Passing over the question suggested by the absence of any plea of limitation by either of the parties, we are of the opinion that there was no basis in the evidence to support a claim of limitation. After the $6,000 note assumed by Ulmer as part payment of the consideration for the purchase of the land was in default, but before it was barred by limitation, the extension agreement was made. That agreement was not void, but at most only voidable. Williams v. Sapieha, 94 Tex. 430, 61 S.W. 115; Free v. Owen, 131 Tex. 281, 113 S.W.2d 1221; Elston v. Jasper, 45 Tex. 409; Pearson v. Cox, 71 Tex. 246, 9 S.W. 124, 10 Am.St.Rep. 740. Even though as a contract voidable by Ulmer it was binding on the Insurance Company. “According to the view that the contract is voidable only [whkh, as said before is the view in Texas] it is binding on the other party and cannot be avoided by him.” 32 C.J. 736, sec. 513. Hence, from the time of making the extension agreement until the time of default in payment according to the new agreement the Insurance Company had no right to demand payment, either according to the original provisions of the note, or, of course, of the extension agreement. Such was the necessary effect of its being bound by the extension agreement. Limitation does not run during the time there is no existing cause of action. Deaton v. Rush, 113 Tex. 176, 252 S.W. 1025. As affecting the question of limitation, the extension agreement was the same as if Ulmer had executed new notes and a new deed of trust in renewal, but not payment, of the balance due on the $6,000 note. In such case, the rule was declared in Otto v. Halff & Bro., 89 Tex. 384, 34 S.W. 910, 911, 59 Am.St.Rep. 384, as follows: “The rule is established by the great weight of authority in England and the courts of the American states that, where a debt exists, and a note is given therefor by the debtor, the right of action is suspended upon the original consideration until the note becomes due, and if it is unpaid at that time the creditor may elect to sue upon the original indebtedness, or upon the note, unless the note was accepted as payment of the pre-exist-ing debt.” (Italics ours.)

Whether the right of action upon the original debt was by the execution of the renewal notes merely suspended, or by payment was destroyed, limitation did not run during any time there existed no right to enforce payment.

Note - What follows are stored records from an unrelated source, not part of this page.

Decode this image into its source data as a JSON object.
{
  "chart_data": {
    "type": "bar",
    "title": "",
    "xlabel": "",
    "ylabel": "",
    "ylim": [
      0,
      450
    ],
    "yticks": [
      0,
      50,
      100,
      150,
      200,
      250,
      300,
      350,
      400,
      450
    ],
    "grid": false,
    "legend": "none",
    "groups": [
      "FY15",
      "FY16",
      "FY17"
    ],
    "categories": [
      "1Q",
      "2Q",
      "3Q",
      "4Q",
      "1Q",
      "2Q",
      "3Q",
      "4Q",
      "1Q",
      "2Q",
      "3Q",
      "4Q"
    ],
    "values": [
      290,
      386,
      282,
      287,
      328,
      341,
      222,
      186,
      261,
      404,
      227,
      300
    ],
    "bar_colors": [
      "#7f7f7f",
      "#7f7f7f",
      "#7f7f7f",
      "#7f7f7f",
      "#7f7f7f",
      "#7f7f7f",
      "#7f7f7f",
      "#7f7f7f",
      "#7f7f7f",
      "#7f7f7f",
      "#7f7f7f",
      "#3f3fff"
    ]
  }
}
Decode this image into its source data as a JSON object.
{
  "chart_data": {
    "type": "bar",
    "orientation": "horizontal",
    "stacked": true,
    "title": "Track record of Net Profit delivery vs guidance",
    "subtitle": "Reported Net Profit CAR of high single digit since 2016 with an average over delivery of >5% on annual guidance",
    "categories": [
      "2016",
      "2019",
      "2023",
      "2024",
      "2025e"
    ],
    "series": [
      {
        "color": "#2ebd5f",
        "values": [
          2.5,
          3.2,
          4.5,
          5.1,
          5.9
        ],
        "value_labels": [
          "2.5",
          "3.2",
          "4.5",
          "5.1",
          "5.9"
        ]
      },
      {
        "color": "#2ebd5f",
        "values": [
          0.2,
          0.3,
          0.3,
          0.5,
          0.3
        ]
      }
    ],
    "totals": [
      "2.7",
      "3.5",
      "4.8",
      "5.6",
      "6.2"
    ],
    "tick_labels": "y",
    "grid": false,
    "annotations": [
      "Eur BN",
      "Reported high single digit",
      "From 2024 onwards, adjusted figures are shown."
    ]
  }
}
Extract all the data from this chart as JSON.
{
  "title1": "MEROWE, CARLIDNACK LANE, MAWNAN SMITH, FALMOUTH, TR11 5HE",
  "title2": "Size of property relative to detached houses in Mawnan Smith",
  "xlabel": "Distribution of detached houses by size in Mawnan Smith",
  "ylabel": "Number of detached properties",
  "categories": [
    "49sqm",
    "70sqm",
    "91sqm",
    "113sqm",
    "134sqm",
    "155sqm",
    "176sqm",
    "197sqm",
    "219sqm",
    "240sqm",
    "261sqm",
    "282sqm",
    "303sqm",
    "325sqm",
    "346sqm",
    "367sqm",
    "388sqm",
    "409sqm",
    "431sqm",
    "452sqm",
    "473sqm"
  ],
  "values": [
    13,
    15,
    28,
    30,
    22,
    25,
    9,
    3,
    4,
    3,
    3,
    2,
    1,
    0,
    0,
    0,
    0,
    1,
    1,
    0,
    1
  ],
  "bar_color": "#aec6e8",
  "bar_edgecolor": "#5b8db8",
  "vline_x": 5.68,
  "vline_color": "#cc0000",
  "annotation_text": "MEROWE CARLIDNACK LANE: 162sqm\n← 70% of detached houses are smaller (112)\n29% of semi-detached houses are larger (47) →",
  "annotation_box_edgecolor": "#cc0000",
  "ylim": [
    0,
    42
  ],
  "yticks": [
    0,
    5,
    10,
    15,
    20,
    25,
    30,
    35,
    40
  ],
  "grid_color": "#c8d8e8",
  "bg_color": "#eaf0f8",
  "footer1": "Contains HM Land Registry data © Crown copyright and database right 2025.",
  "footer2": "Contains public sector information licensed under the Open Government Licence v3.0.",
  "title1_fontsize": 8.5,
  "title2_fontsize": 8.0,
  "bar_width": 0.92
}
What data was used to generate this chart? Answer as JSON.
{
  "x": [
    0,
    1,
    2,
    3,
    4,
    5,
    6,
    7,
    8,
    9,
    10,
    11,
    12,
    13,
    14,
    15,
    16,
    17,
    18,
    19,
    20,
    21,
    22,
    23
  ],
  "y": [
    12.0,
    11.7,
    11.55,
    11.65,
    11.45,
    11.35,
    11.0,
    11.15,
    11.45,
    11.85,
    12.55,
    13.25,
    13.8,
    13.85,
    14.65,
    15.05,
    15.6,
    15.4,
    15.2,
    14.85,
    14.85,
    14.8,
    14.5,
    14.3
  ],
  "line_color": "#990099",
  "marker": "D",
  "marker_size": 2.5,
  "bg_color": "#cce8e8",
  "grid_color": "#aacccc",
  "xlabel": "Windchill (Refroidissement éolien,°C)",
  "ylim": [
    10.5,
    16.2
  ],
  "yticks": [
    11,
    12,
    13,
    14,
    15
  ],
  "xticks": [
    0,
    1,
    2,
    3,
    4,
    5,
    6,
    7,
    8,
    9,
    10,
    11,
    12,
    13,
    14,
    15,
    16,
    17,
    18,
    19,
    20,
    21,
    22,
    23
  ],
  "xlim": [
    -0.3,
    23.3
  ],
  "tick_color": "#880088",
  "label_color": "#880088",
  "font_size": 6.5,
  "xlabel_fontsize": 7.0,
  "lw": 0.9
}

In this case, the creditor — the Insurance Company — was not put to the election above noted, for the reason that the only material effect of the extension agreement was to extend the times of payment of the unpaid balance of the original $6,000 note. The nature of the trust declared and the powers of the trustee, enumerated in the deed of trust, remained otherwise unchanged. Hence, when default had occurred according to the extended times of payment, the power of the trustee or substitute trustee to foreclose, by sale, was wholly unaffected by the lapse ,of time. The fact that if there had been no extension agreement the balance due on the original $6,000 note may have been barred by limitation was immaterial as being a contingency which never happened. As we see it, the non sui juris status of Ulmer had no effect upon any question of limitation possibly involved in the suit.

It seems to have been the view of plaintiffs, as shown by the allegations of their petition, that it was a fraud upon Ul-mer for the Insurance Company to enter into the extension agreement with him. It is difficult to see how the Insurance Company could benefit by such an agreement. The benefit appears to be entirely for Ul-mer. By the agreement, the Insurance Company bound itself to forego its cause of action undoubtedly then existing to sell the property in satisfaction of its debt.